Here’s a review of a book that may be of interest to forest planners and other denizens of TSW, even if it has a focus on Canada: A Continent Transformed by Wildfire, Then and Now. Subtitle: ‘Dark Days at Noon’ author Ed Struzik on fire deniers, ‘pyro’ storms, a boreal forest ‘born to burn’ and more.
Excerpt:
You write a lot about Indigenous burning and how agencies like the national parks services on both sides of the border evicted Indigenous people from parks and protected areas — the topic of tomorrow’s Tyee excerpt from your book.
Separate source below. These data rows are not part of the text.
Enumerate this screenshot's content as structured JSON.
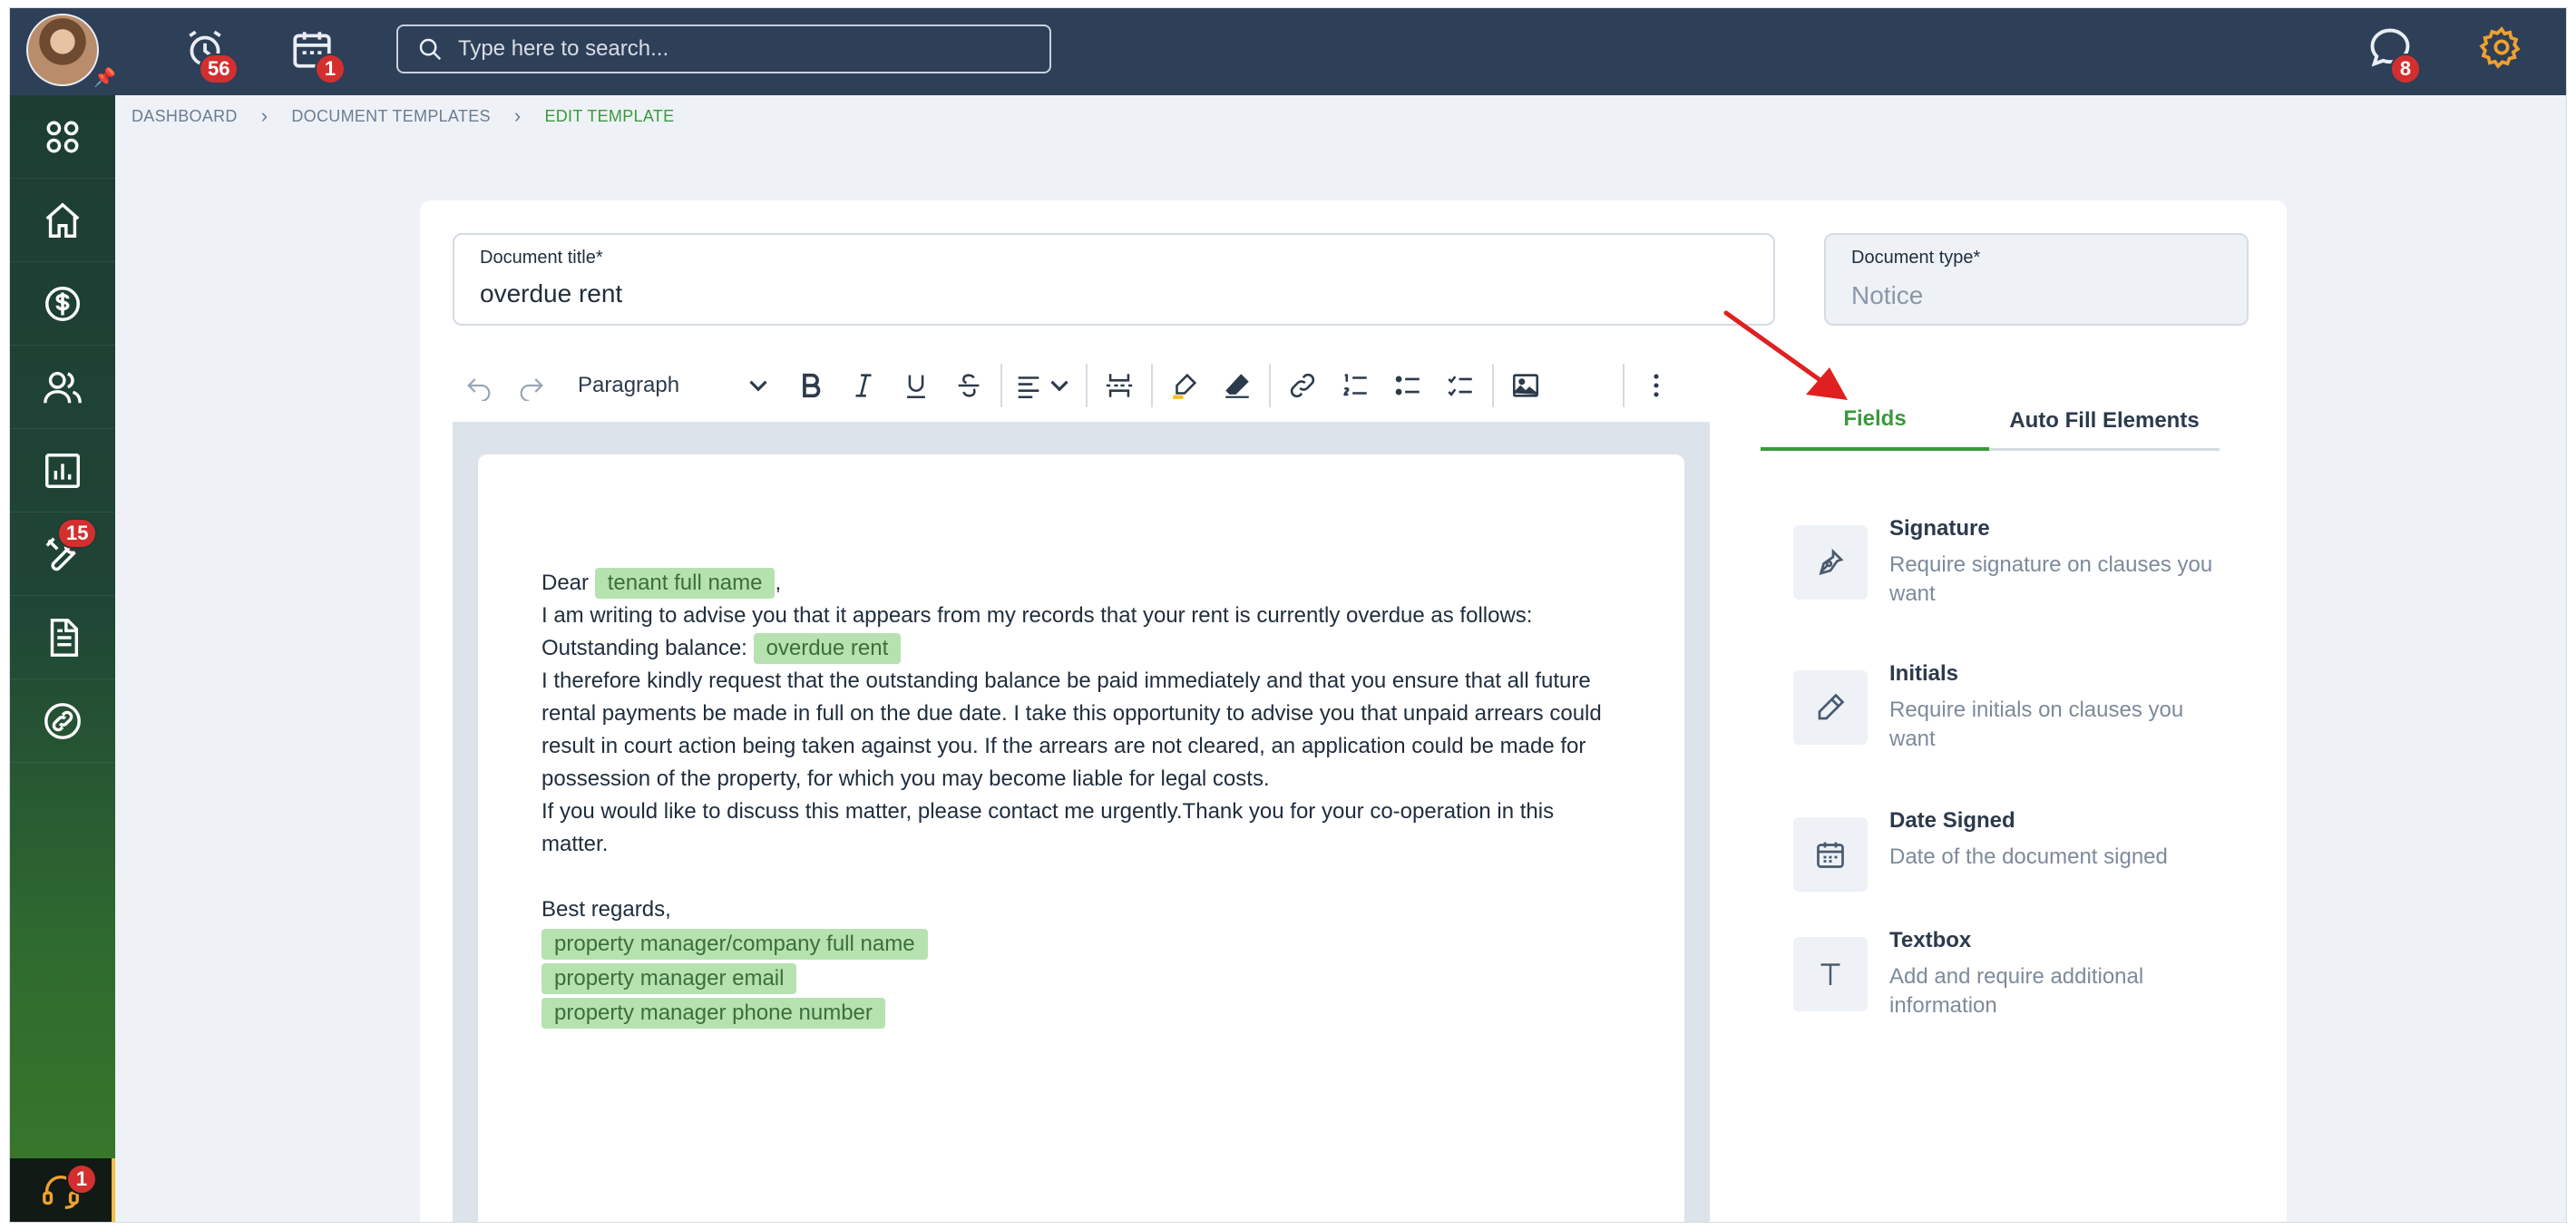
{
  "topbar": {
    "alarm_count": "56",
    "calendar_count": "1",
    "search_placeholder": "Type here to search...",
    "chat_count": "8"
  },
  "sidebar": {
    "tools_badge": "15",
    "support_badge": "1",
    "items": [
      "apps-icon",
      "home-icon",
      "dollar-icon",
      "users-icon",
      "chart-icon",
      "tools-icon",
      "document-icon",
      "link-icon"
    ]
  },
  "breadcrumb": {
    "items": [
      "DASHBOARD",
      "DOCUMENT TEMPLATES",
      "EDIT TEMPLATE"
    ]
  },
  "form": {
    "title_label": "Document title*",
    "title_value": "overdue rent",
    "type_label": "Document type*",
    "type_value": "Notice"
  },
  "toolbar": {
    "paragraph_label": "Paragraph"
  },
  "editor": {
    "dear": "Dear",
    "tag_tenant": "tenant full name",
    "comma": ",",
    "line2": "I am writing to advise you that it appears from my records that your rent is currently overdue as follows:",
    "outstanding": "Outstanding balance:",
    "tag_overdue": "overdue rent",
    "para1": "I therefore kindly request that the outstanding balance be paid immediately and that you ensure that all future rental payments be made in full on the due date. I take this opportunity to advise you that unpaid arrears could result in court action being taken against you. If the arrears are not cleared, an application could be made for possession of the property, for which you may become liable for legal costs.",
    "para2": "If you would like to discuss this matter, please contact me urgently.Thank you for your co-operation in this matter.",
    "regards": "Best regards,",
    "tag_company": "property manager/company full name",
    "tag_email": "property manager email",
    "tag_phone": "property manager phone number"
  },
  "tabs": {
    "fields": "Fields",
    "auto_fill": "Auto Fill Elements"
  },
  "fields": [
    {
      "title": "Signature",
      "desc": "Require signature on clauses you want"
    },
    {
      "title": "Initials",
      "desc": "Require initials on clauses you want"
    },
    {
      "title": "Date Signed",
      "desc": "Date of the document signed"
    },
    {
      "title": "Textbox",
      "desc": "Add and require additional information"
    }
  ],
  "colors": {
    "topbar": "#2e3f58",
    "accent_green": "#3a9a3a",
    "tag_green": "#b6e2b0",
    "badge_red": "#d32f2f",
    "gear_orange": "#f0a030"
  }
}
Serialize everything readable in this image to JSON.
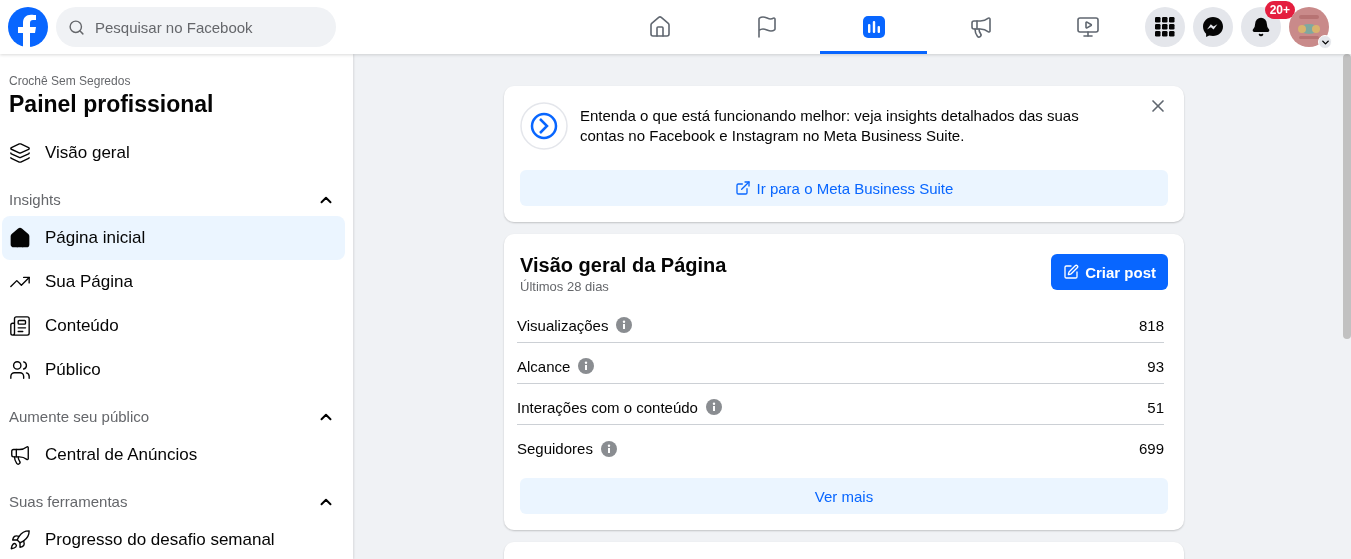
{
  "search": {
    "placeholder": "Pesquisar no Facebook"
  },
  "nav_tabs": [
    {
      "selected": false
    },
    {
      "selected": false
    },
    {
      "selected": true
    },
    {
      "selected": false
    },
    {
      "selected": false
    }
  ],
  "notifications": {
    "badge": "20+"
  },
  "sidebar": {
    "page_name": "Crochê Sem Segredos",
    "title": "Painel profissional",
    "sections": [
      {
        "items": [
          {
            "label": "Visão geral",
            "selected": false
          }
        ]
      },
      {
        "title": "Insights",
        "expanded": true,
        "items": [
          {
            "label": "Página inicial",
            "selected": true
          },
          {
            "label": "Sua Página",
            "selected": false
          },
          {
            "label": "Conteúdo",
            "selected": false
          },
          {
            "label": "Público",
            "selected": false
          }
        ]
      },
      {
        "title": "Aumente seu público",
        "expanded": true,
        "items": [
          {
            "label": "Central de Anúncios",
            "selected": false
          }
        ]
      },
      {
        "title": "Suas ferramentas",
        "expanded": true,
        "items": [
          {
            "label": "Progresso do desafio semanal",
            "selected": false
          }
        ]
      }
    ]
  },
  "promo": {
    "text": "Entenda o que está funcionando melhor: veja insights detalhados das suas contas no Facebook e Instagram no Meta Business Suite.",
    "button": "Ir para o Meta Business Suite"
  },
  "overview": {
    "title": "Visão geral da Página",
    "subtitle": "Últimos 28 dias",
    "button": "Criar post",
    "metrics": [
      {
        "label": "Visualizações",
        "value": "818"
      },
      {
        "label": "Alcance",
        "value": "93"
      },
      {
        "label": "Interações com o conteúdo",
        "value": "51"
      },
      {
        "label": "Seguidores",
        "value": "699"
      }
    ],
    "more": "Ver mais"
  }
}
Indigenous fires reduced the amount of fuel on the ground for future fires to burn. With the end of this light burning and the strategy of full suppression that followed in and around 1910, we stacked up the woodpile, so to speak, to feed fire. Kicking Indigenous people out of national parks and protected areas because they burned lightly to regenerate grass for bison and young aspen for ungulates — there were other reasons — was unconscionable.
How do we get fire back on the landscape in a way that is beneficial rather than destructive?
We have to do more of the light burning that Indigenous people practiced. We also have to thin the forests that surround many communities in Canada. I would go as far as to suggest that cities such as Edmonton with urban forests that have not seen fire in more than a century, consider the idea before out-of-control fires come to them.